Der Schwerpunkt der Romanischen und Allgemeinen Sprachwissenschaft an der Universität Bayreuth liegt auf dem Französischen, das in seinen vielfältigen regionalen, sozialen und situativen Bezügen untersucht wird. Zu den Arbeitsgebieten, mit denen wir uns vorrangig beschäftigen, gehört die Frankophonie. Unter den regionalen Formen des Französischen gilt unser Interesse zum einen den nordamerikanischen, insbesondere kanadischen Varietäten und zum anderen denen des subsaharischen Afrika. Ausgehend von den Verhältnissen in der Frankophonie werden Probleme der Mehrsprachigkeit und des Sprach- und Kulturkontakts einerseits sowie der Normierung von Sprachen, der Sprachplanung und Sprachpolitik andererseits auch in einem allgemeinen, sprachübergreifenden Zusammenhang diskutiert.

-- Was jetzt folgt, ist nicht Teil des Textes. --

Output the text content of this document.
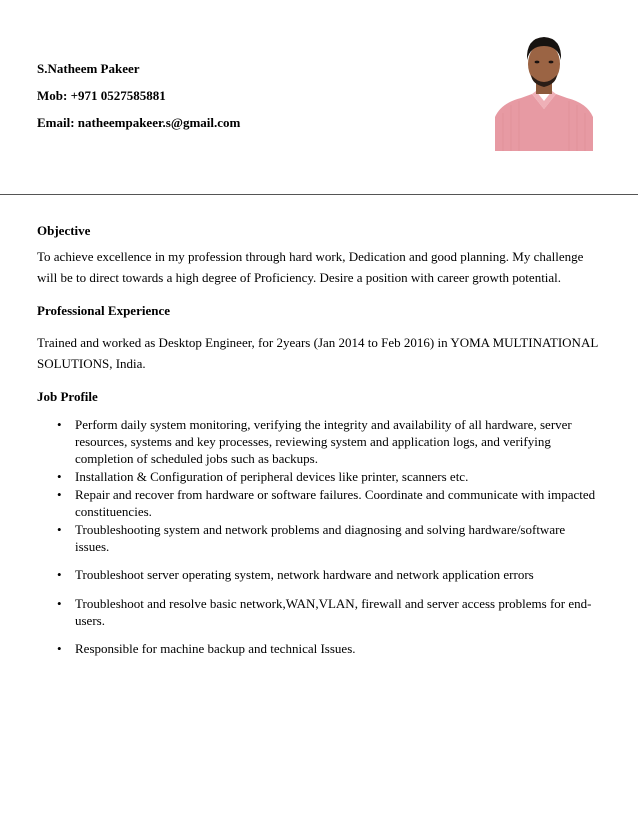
S.Natheem Pakeer
Mob: +971 0527585881
Email: natheempakeer.s@gmail.com
Objective
To achieve excellence in my profession through hard work, Dedication and good planning. My challenge will be to direct towards a high degree of Proficiency. Desire a position with career growth potential.
Professional Experience
Trained and worked as Desktop Engineer, for 2years (Jan 2014 to Feb 2016) in YOMA MULTINATIONAL SOLUTIONS, India.
Job Profile
• Perform daily system monitoring, verifying the integrity and availability of all hardware, server resources, systems and key processes, reviewing system and application logs, and verifying completion of scheduled jobs such as backups.
• Installation & Configuration of peripheral devices like printer, scanners etc.
• Repair and recover from hardware or software failures. Coordinate and communicate with impacted constituencies.
• Troubleshooting system and network problems and diagnosing and solving hardware/software issues.
• Troubleshoot server operating system, network hardware and network application errors
• Troubleshoot and resolve basic network,WAN,VLAN, firewall and server access problems for end-users.
• Responsible for machine backup and technical Issues.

Einen zweiten Schwerpunkt stellen Textlinguistik und Gesprächsanalyse sowie die linguistische Pragmatik in einem weiten Sinn dar. Hier befassen wir uns zum einen mit Fragen der Text- und Gesprächsorganisation. Dazu gehört neben der Analyse von unterschiedlichen, auch medialen, Genres und Formen der Interaktion die Analyse von Gesprächswörtern. Zum anderen gilt unser Interesse Aspekten des Wissenstransfers insbesondere in interkulturellen Zusammenhängen. Untersuchungen zu kommunikativen Aspekten der HIV/AIDS-Prävention bilden den Kern dieses zweiten Bereichs.

Der Zusammenhang von Sprache und Identität sowie die sprachlich-kommunikativen Ausdrucksweisen der Affektivität sind weitere Arbeitsschwerpunkte der romanistischen Linguistik an der Universität Bayreuth. Zu ihrem Profil gehört erstens das Interesse an der Verwendung des Französischen in und außerhalb Frankreichs, zweitens der Fokus auf der Analyse von Sprache in der Interaktion und drittens die Offenheit für interdisziplinäre Fragen und Herangehensweisen.